20 But Not Yet 21
- Renée
- Apr 23, 2023
- 5 min read
I'm going to be freestyling this, in the true spirit of a 20-year-old.
I am so grateful to have made it to twenty. I say that because there were times when I never thought I’d make it to 18. The idea of me living my own life seemed further than a dream and more like an optical illusion. I had only one plan when I made it to 18, and that was to get a tattoo. Nothing crazy because I just wanted the evidence that I had officially made it into adulthood. The funny thing is, I didn’t get my ink until I was 19. Instead, my gift into adulthood was the crippling feeling that I was already running out of time. It’s a sadly universal aspect of growing up.
As a child, you have no real understanding of what life is like once you officially become too old for the bouncy castles. There is no reason to comprehend life past limitless fun. I don’t know about you, but for me that meant a real shock to the system when I had to navigate this new world. Adulthood as we know it, is the bouncy castle without air. It can often feel like trying to find the joy in something you love, but quickly realise there’s no room for a smile in the professional world. I know it sounds weird that I’m detailing my thoughts on adulthood when I’ve been here for five seconds. But on a real, this type of living is dull enough to put a spirit to rest honey. Only twenty but I have already unsubscribed from whatever reality this is.
I’ve seen my tip of the iceberg in this manmade world, and I vowed to choose peace. The only thing we see are adults constantly chasing something. It’s not happiness, it’s not fun, it’s always money. Unfortunately, money does make this world go round, and so it’ll always be here. You can’t say the same for your joy and sanity. I have young parents, and my dad is constantly justifying his work stress by saying “it’s the real world”. I don’t respond because since when did living automatically equate to stress? I want to talk to whoever decided they were mutually exclusive concepts. To me, existing is one the most precious gifts there is. The opportunity is such a blessing that you only need to do it once. So that brings me to say, if we only have one chance to live, why on earth would we choose to spend it in empty misery? Something just doesn’t add up.

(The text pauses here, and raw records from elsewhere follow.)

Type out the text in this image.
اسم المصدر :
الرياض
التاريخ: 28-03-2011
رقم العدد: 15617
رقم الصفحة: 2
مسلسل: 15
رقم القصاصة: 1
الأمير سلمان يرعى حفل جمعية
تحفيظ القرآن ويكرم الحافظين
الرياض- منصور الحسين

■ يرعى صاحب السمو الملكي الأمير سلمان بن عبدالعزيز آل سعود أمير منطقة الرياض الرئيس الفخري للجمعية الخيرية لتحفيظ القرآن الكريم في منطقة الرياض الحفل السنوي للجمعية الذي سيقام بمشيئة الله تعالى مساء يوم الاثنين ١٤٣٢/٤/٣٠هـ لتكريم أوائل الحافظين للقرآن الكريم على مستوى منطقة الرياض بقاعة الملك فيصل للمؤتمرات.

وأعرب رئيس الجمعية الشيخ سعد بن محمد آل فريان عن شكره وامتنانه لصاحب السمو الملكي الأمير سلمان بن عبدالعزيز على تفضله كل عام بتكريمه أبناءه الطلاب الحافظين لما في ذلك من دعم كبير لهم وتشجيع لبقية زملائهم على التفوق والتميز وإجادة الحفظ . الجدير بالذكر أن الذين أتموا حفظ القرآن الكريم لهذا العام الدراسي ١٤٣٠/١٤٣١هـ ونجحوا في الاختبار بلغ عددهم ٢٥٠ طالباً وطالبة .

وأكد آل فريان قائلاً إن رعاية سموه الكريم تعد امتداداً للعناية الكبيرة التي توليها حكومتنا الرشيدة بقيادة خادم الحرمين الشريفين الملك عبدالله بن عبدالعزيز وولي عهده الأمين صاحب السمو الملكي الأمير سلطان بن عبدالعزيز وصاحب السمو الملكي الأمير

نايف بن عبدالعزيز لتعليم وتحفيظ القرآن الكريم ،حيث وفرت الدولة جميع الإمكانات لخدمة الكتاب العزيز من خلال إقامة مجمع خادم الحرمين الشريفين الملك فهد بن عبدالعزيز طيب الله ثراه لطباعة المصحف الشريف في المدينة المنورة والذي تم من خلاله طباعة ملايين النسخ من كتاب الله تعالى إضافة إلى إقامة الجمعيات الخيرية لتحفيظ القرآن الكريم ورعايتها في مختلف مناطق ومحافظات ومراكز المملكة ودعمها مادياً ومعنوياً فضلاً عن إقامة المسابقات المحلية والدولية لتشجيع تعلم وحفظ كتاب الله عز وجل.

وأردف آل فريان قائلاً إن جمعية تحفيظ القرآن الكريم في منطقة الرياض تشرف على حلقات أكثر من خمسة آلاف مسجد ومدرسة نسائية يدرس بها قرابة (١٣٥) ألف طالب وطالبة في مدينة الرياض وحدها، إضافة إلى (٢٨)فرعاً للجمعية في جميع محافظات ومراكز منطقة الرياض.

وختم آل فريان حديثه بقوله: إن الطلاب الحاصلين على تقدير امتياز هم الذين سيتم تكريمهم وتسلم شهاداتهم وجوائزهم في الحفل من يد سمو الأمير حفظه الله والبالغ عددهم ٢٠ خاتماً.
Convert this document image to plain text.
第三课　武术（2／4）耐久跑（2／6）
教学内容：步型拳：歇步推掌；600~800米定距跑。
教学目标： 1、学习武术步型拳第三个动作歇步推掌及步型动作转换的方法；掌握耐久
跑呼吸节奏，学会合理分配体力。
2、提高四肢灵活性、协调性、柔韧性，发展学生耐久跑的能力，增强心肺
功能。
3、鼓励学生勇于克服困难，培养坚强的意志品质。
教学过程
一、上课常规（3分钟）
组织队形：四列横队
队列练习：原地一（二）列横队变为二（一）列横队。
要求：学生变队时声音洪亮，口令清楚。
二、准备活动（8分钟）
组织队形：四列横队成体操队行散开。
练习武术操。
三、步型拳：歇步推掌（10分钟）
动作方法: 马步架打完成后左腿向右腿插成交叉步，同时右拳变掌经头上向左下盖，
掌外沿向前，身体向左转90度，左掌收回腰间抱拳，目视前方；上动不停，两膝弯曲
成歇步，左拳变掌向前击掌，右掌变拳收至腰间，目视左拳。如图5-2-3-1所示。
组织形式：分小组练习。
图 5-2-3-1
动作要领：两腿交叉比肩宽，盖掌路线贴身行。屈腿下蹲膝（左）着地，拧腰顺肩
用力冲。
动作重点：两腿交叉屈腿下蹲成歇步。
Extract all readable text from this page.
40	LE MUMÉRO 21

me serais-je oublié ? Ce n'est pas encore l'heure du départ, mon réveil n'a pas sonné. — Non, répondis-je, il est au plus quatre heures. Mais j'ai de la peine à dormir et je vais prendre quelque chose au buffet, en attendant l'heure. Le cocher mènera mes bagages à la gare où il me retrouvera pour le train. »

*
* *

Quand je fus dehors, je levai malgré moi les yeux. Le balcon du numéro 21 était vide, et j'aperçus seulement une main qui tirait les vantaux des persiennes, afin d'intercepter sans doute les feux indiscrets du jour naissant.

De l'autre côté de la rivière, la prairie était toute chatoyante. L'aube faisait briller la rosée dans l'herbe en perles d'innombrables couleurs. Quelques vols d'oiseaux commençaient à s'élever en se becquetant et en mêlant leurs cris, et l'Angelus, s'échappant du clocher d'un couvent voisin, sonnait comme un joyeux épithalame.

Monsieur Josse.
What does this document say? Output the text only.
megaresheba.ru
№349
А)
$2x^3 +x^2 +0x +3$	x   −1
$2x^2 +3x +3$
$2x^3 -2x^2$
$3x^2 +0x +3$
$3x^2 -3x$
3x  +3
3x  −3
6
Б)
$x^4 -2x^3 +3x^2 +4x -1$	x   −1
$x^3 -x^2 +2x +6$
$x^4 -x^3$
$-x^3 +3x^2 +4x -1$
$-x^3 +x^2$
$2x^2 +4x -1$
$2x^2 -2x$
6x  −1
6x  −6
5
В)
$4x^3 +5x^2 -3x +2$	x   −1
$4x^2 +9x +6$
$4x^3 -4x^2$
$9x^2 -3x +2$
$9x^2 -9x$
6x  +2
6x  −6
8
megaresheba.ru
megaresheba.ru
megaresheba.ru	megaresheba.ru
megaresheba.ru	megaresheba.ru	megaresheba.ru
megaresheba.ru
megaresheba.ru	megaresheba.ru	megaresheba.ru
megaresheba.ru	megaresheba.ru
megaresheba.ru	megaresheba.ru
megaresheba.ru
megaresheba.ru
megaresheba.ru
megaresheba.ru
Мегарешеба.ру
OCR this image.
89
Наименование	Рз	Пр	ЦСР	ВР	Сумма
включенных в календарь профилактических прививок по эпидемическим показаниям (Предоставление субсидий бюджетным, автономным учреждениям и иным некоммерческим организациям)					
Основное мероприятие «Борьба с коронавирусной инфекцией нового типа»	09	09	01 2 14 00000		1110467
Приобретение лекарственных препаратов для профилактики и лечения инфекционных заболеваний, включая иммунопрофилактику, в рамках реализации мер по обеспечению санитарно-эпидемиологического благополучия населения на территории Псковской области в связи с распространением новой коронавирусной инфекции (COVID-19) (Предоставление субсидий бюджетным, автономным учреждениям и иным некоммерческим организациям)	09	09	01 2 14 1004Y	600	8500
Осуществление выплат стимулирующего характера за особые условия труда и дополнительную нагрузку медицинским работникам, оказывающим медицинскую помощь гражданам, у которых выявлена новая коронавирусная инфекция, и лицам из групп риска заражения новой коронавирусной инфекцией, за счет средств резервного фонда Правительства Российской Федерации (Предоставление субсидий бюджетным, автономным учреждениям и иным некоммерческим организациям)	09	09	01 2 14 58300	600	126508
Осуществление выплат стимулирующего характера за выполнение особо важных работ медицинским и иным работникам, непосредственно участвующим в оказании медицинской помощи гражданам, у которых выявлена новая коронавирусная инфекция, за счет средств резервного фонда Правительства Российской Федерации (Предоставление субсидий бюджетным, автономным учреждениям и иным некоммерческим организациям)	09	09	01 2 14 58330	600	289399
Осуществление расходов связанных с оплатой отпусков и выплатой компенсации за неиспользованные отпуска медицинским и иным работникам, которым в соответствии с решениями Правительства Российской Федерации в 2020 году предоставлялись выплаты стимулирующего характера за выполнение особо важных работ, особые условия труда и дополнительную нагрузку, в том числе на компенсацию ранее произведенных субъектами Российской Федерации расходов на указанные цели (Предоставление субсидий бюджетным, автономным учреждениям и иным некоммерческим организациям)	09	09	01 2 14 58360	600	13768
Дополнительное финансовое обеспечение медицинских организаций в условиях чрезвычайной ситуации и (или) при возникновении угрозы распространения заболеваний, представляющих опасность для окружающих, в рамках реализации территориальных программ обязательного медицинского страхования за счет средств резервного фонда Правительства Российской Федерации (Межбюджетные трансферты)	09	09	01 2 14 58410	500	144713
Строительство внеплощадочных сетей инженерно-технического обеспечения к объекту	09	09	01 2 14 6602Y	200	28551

Yasmin at 9 years old could tell you that adults were weird. I’ve never once met a grown up who I didn’t think was at least a little bit strange. I understand why now. The world that we created, is the weirdest version of life there is. Most people have forgotten what it means to live for themselves. I’d bet that they forgot as soon as they had to earn a wage to live. It’s normal for your desires to change, but what we don’t notice is that we alter them to fit around a completely industrialised way of living. Before you say we absolutely must live this way to survive, I’ll let you save your breath. I am unapologetically one of those people who think we should be living natural, staying in tune with the earth and out of touch with damaging creations. This concept of living will never seem normal to me. I believe this at only twenty, so what will I do in a few decades time?
Before I reach 40, I will be turning 21 of course. I’m a summer baby so I never care too much on what to do, I just need the sun and I’m thriving and happy. This year is a little different for me though. Last year, I had manifested turning 20 abroad and did just that. This year, I was guided away from booking a solo trip to do it again. I’m a believer that there’s always a reason for redirection and that the universe has other plans. What gets me is just the fact that I’ll be turning 21, with no clue how. I don’t even know how I got to 20 and a half. I like to at least know the gist of a plan but I decided to just let the universe flow this time. Soon after my last birthday, my whole world got turned upside down. My mother had kicked me out, I started some serious healing, had to reconcile with the other estranged parent, all while trying to float in a career path that I was still learning to love. I learnt exactly what it meant to trust that you’re always on the right path that year. Being so young and hopeful, I had no other choice but to just keep faith.
With the universally legal age on the horizon, I’m figuring out how to enter yet again with trust. My life experiences have already shown me what I don’t want, and what I desire. One thing’s for certain, I will not grow closer to the concept of an adult with a job but no joy, and a heart but no spirit. By now, I think we can depict that I am writing this to prevent an unscheduled life crisis. Currently, I’m periodically convincing myself that rather than being okay with not having it figured out, I need to be okay with just being myself. Not attaching myself to an ideal, a career, a falsified sense of happiness. A lot of our society creates the illusion that to be fulfilled, we must first live by the unspoken rules, sell our souls, and even then nothing good is guaranteed.
My 21 is about embracing the liberation I innately have, rather than worrying about how I could fit it into a box. The first half of 20 taught me that I can “have it all” and I can do it well despite everything. The second half is teaching me that I am entitled to create and experience my own joy, at any pace in whichever capacity I choose.
It’s inevitable that we age. We do however get to decide how we do that. Will you be starting the next chapters with as a passenger in your own life, or will you decide to take the wheel? The driver’s seat is always open, no matter how old you may be. The chance to curate your life, and fulfil your true desires, exists at every moment. So, I’m signing off this post as: The twenty-year-old who needed those last thousand words to remind herself that she is always at a beautiful beginning, and time is a subjective illusion.
Find joy in the pace of your own life.